I have observed that following a breakout, the pullback point - the price at which sufficient demand materialized to prevent price from going lower - is typically the first line for support during the
next pullback. Sometimes, perhaps most of the time, this pullback level
is the prior high +/- a couple of ticks or so, or as it would have been in this case, Friday's Globex high. But sometimes
demand is so strong after the breakout that the "typical" pullback is arrested, and price puts in a higher low above the BO.
It happens too often to be random, and therefore, imo at least, its selection is hardly arbitrary. It is human nature: Many BOPB traders were no doubt waiting Friday afternoon with limit orders at or slightly above/below the BO level. Price never got back there to fill there orders. They do not want to be screwed out of another chance today at buying a cheaper long/cheaper cover (if short) again, so they now try to buy near the point where price left them in the dust during the prior session. Had that level failed, I'd have dropped my gaze to Friday's 25.25 Premkt high, then 4412.50, then 4396.
I do not know what "
everyone" else is using as a range. As I said, my primary range, based on the the prior session and the Globex session, gave me an initial range consisting of Friday's high and the afternoon pullback low, and a secondary range within that range based on the activity since Friday's NY session close that was basically tick to tick what DbPhoenix stated to be the range (he rounded 1/4 points and I didn't - $5 one way or the other makes no difference, imo).
What timeframe do you use when looking to define the range and the state of the market (trending vs ranging)
I assume price will stay in the range I identified until it doesn't. I use the weekly and daily bar intervals to identify the longer term trends (a timeframe of years), and a 60 minute bar interval to help me locate, when necessary a shorter term counter trend range (we saw a few of those during January - usually lasting a few days or even a week or so). Once price breaks out of the range, I assume it will continue trending, that it is unlikely to return to that range again during that session, and I look left to see where it might run into S/R as it runs right, i.e. I look for past swing highs/lows, recent session highs/lows. I have observed that price rarely fails in the middle of nowhere - there is almost always a prior breakout, pullback, swing high, swing low in the area of the reversal. I can't say always, but I can say almost always. The more I study turning points, the better I get at find potential limits to these trading areas.
What are you looking for tomorrow in terms of a range?
At the moment, I would be looking at today's high and today's low - but that may very well change before the open. If overnight price trades beyond one or both of those levels, the overnight H&L will become my primary range. If price makes a new high overnight without ever challenging today's low - then my primary range will be today's low and whatever tonight's overnight high is.
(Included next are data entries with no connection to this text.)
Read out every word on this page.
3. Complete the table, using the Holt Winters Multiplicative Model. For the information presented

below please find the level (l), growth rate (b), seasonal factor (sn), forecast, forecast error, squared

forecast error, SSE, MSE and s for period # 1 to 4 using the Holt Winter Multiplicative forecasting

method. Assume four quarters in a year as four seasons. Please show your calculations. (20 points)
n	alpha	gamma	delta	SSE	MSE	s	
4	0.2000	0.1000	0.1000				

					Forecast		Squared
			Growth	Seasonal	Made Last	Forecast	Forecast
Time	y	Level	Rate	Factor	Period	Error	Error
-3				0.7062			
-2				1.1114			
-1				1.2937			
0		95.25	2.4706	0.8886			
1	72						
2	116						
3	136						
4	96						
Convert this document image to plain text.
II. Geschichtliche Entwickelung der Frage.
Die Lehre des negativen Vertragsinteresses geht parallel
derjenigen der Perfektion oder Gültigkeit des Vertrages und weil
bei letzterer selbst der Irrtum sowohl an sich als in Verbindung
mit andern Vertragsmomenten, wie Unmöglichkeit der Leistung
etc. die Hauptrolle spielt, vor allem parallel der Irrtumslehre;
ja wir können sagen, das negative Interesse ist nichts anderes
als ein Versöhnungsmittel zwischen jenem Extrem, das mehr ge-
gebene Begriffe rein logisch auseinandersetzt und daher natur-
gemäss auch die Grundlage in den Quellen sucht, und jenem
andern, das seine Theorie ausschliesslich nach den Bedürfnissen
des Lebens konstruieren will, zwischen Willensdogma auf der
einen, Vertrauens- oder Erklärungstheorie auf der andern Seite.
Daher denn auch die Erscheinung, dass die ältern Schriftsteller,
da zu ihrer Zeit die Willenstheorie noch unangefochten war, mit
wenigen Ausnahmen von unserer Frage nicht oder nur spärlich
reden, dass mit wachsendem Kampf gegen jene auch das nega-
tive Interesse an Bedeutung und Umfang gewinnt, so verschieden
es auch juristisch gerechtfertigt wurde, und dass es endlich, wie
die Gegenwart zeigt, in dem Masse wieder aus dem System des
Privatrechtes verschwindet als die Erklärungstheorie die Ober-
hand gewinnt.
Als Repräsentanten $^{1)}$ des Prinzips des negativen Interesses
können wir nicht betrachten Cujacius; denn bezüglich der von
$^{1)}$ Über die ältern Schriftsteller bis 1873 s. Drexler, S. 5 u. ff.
Then, as we near the the open of the NY session, price
usually tightens up. This gives me my secondary range (it is this range that DbPhoenix seems most to focus on as the open approaches, and our levels are nearly always identical). Very often, not always, but often, price approaches equilibrium, forming what we have been referring to as a hinge, and it is not unusual for that hinge to be either at/near the top, at near the bottom, or at near dead center of the primary range. Where it is and what it is doing is the basis for my opening gambit. The open is the only time I will straight trade a breakout from the range - any other time of the day I will let price breakout and retrace and then enter in the direction of the breakout.